Como livros e filmes abordam o futebol e as Copas

“Todos torcem, agora, para que o Brasil, nesta Copa, iniciada quinta-feira, 12 de junho, volte a trazer aquele futebol destituído dos altos interesses financeiros e seja, de fato, a alegria do povo, pois como declarou recentemente o presidente do Uruguai, Mujica, ‘Copa não é uma guerra, mas sim uma grande festa Mundial, em que  Brasil tem o privilégio de realizá-la neste ano’.”

 

Há questão de dias, em conversa informal com o admirável e simpático Osvaldo Piedade, comerciante, ele se lembrava do clima de velório, com as ruas silenciosas e vazias, após ouvir pelo rádio a derrota da seleção brasileira por 2 X 1 para o time do Uruguai, na Copa do Mundo de 1950, realizada no Brasil e a repercussão em Itapetininga.

Osvaldo, do alto de sua provecta idade, discorria com conhecimento sobre a importância do futebol na sociedade brasileira, o amor que unia todos os setores da comunidade em torno desse esporte e, “à Copa perdida, que nos deixou entristecidos e traumatizados até hoje”.

Se alguém quiser ter uma pálida ideia da importância do futebol dirija-se à internet e assista ao belo filme em curta metragem “Barbosa” (disponível no youtube), de 1988, inspirado pelo livro clássico de Paulo Perdigão, “Anatomia de uma derrota”, escrito em 1986. Um bom remédio ao amargor deixado na boca por “Barbosa” está no cativante filme “1958, o ano em que o mundo descobriu o Brasil”, de 2008, sobre o primeiro título conquistado pelo nosso país, conquistado na Suécia.

Foi a seleção dos craques famosos, como Gilmar, Nilton Santos, Didi, Garrincha e Zagallo, mas principalmente Pelé, um garoto de 17 anos, que transformou a sua convocação em “algo polêmico”. Foi a meteórica consagração planetária e com ele, não houve e não haverá outro. Porque, se alguém duvidar, tente assistir sem ficar extasiado ao filme “Pelé Eterno”, de 2004 (facilmente encontrado nas locadoras), ou então ao anterior, também de deixar água na boca “Isto é Pelé”, de 1974, dos cineastas Eduardo Escorel e Luiz Carlos Barreto.

A era Pelé estendeu-se até a gloriosa vitória da equipe canarinho no México em 1970, passando pelo bi no Chile, em 1962 e dado muito à desorganização e contusão do craque Pelé, passamos pelo vexame de 1966, na Inglaterra. Neste mês o Rei Pelé lançou sua autobiografia, escrita em conjunto com americano Brian Winter, “Pelé, a importância do futebol”, onde relata toda sua trajetória.

Para compreender melhor o fiasco de 1966, e também, já em pleno Regime Militar, os bastidores políticos e desportivos do título de 1970 (o tri), além de enaltecer uma das personalidades mais fantásticas da história do jornalismo do futebol brasileiro, nada melhor do que ler “João Saldanha, aliás livro que está sendo lido pelo colunista Ivan Barsanti, escrito por André Iki e Beto Macedo em 2010.

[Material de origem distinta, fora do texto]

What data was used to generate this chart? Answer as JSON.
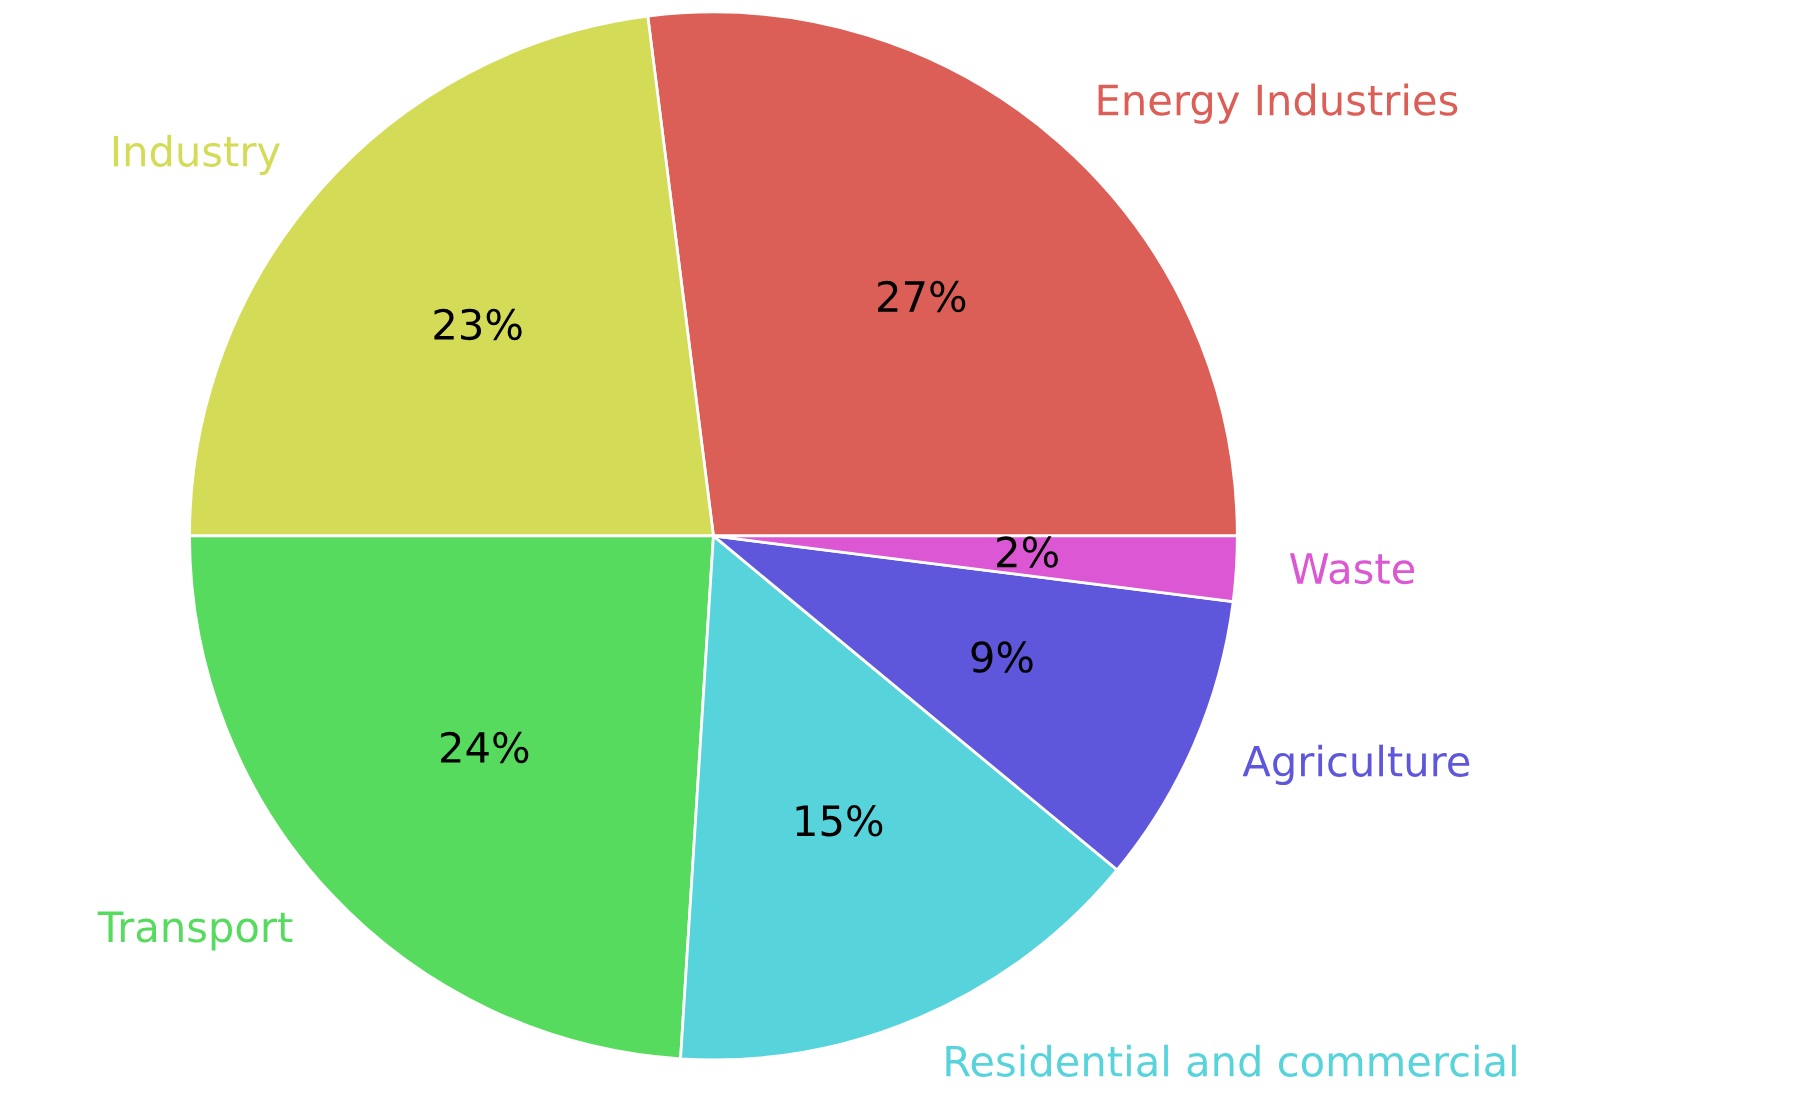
{
  "chart_data": {
    "type": "pie",
    "categories": [
      "Energy Industries",
      "Industry",
      "Transport",
      "Residential and commercial",
      "Agriculture",
      "Waste"
    ],
    "values": [
      27,
      23,
      24,
      15,
      9,
      2
    ],
    "colors": [
      "#db5f57",
      "#d3db57",
      "#57db5f",
      "#57d3db",
      "#5f57db",
      "#db57d3"
    ],
    "value_labels": [
      "27%",
      "23%",
      "24%",
      "15%",
      "9%",
      "2%"
    ]
  }
}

Depois de um longo tempo sem vitórias em Copas que seguiu até que, quase 25 anos depois, veio o morno tetra nos escaldantes estádios do EUA (1994), como se pode ver em “Todos os corações do mundo”, de 1995, filme de Murilo Salles, considerado oficial pela FIFA.

No entanto, ao que se sabe, não existe um documentário sobre o quinto e último título mundial conquistado no torneio dividido entre Coréia e Japão, em 2002, que simbolizou o processo de distanciamento entre torcida e seleção na era do futebol altamente comercial e globalizado, de atletas transformados em mega estrelas nômades e da Copa transformada em grande espetáculo televisivo.

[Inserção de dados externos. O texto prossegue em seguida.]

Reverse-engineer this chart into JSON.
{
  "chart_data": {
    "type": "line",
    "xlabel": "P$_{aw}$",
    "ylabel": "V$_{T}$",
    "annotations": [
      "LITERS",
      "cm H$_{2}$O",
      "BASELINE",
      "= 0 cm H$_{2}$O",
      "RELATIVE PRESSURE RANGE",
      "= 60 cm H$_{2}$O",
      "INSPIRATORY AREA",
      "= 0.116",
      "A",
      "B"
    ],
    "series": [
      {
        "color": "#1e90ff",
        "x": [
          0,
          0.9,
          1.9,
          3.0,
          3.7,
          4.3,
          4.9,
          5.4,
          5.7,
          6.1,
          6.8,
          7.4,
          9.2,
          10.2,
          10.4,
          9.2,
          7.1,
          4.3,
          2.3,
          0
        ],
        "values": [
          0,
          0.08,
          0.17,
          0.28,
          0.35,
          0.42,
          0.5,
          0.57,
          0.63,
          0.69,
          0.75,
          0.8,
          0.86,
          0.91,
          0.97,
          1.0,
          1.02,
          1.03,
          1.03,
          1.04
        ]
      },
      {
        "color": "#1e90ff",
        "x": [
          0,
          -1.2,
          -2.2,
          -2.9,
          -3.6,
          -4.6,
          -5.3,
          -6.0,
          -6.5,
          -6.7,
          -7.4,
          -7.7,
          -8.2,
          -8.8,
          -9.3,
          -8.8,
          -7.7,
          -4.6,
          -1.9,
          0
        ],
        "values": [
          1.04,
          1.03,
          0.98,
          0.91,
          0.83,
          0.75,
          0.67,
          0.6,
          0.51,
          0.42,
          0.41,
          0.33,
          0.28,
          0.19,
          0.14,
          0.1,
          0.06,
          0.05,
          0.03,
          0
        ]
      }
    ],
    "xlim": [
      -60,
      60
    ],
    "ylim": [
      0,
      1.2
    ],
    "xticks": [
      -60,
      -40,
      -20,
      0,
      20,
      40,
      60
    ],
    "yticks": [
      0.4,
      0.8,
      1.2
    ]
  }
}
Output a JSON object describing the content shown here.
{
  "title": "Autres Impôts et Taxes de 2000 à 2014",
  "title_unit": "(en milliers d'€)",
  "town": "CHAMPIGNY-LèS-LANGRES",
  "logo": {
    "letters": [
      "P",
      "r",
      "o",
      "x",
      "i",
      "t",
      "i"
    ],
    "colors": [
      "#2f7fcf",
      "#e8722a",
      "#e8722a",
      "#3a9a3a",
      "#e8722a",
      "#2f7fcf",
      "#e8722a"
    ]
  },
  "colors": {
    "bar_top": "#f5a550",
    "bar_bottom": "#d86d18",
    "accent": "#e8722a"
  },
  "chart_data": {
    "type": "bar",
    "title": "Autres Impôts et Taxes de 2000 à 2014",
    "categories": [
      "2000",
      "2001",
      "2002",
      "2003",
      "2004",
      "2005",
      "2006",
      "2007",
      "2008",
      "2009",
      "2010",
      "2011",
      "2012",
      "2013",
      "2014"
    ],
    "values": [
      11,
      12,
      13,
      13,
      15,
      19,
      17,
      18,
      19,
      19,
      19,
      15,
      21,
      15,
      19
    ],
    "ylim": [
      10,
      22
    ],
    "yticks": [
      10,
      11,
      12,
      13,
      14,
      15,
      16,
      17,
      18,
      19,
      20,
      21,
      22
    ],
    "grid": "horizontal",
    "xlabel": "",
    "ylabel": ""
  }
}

Todos torcem, agora, para que o Brasil, nesta Copa, iniciada quinta-feira, 12 de junho, volte a trazer aquele futebol destituído dos altos interesses financeiros e seja, de fato, a alegria do povo, pois como declarou recentemente o presidente do Uruguai, Mujica, “Copa não é uma guerra, mas sim uma grande festa Mundial, e o Brasil tem o privilégio de realizá-la neste ano”.